Exponential memory growth

dmauler1 · August 9, 2024, 7:06pm

Hello,

We’re seeing a strange issue when performing a match and replace for text with a particular pdf. What’s strange is we run hundreds of pdfs a day through this code but earlier this week we hit a particular pdf that will exhaust all heap space. Even if the heap is set to 58GB and the pdf itself is only around 80MB. We’ve manually reviewed the pdf in adobe acrobat pro and nothing stands out as off with this file.

I’ve tried chasing this issue with visualvm and from what I can see it looks like the memory exhaustion is being caused by a call to Page.accept() and TextFragementAbsorber.visit(). This is all happening in a loop and should be freeing resources for each page after it’s done scanning them.

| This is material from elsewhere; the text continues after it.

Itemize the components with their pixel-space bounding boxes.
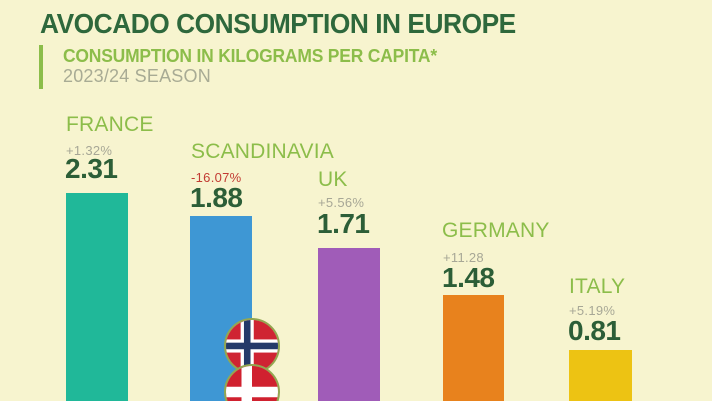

I’m including with this ticket a source file that just includes the called methods. If more is needed please let me know.

High level code overview

LivetextHandler.handle() <— entry point
Page page : pagesList ← for loop
LiveTextHandler.searchAndReplace()
LiveTextHandler.getSearchResults(pageNumber, searchString)
TextFragmentAbsorber
Page.accept(textfragementabsorber)
HandlerHelpers.closeAndCleanupPage(page) ← helper method to clean up page to free resources
page.close()
page.freeMemory()

Library versions
aspose.barcode: 24.6
aspose.pdf: 23.1

aspose-visualvm.png (277.4 KB)

sample.java.zip (2.4 KB)

Thank you for your time.

dmauler1 · August 9, 2024, 7:30pm

I’m trying to upload the pdf but it’s too large, is there another way to upload it?

asad.ali · August 9, 2024, 9:58pm

@dmauler1

Instead of Java file, please try to share a minimal code sample along with the information of the text that you are trying to find and replace using Aspose.PDF. Also, you can upload your file to Dropbox or Google Drive and share the link with us.

PS: Please try to use 24.7 version of the API as well before sharing the requested information.

dmauler1 · August 12, 2024, 9:44pm

Thank you for taking the time to respond. It looks like the issue has something to do with a graphic embedded at the top of each page. Each graphic object was made up of 1000s of vector based patterns objects. Converting it to a raster image solvers them problem.

asad.ali · August 13, 2024, 3:21am

@dmauler1

It is nice to know that you were able to sort your issue out. Please feel free to create a new topic in case you need any kind of assistance.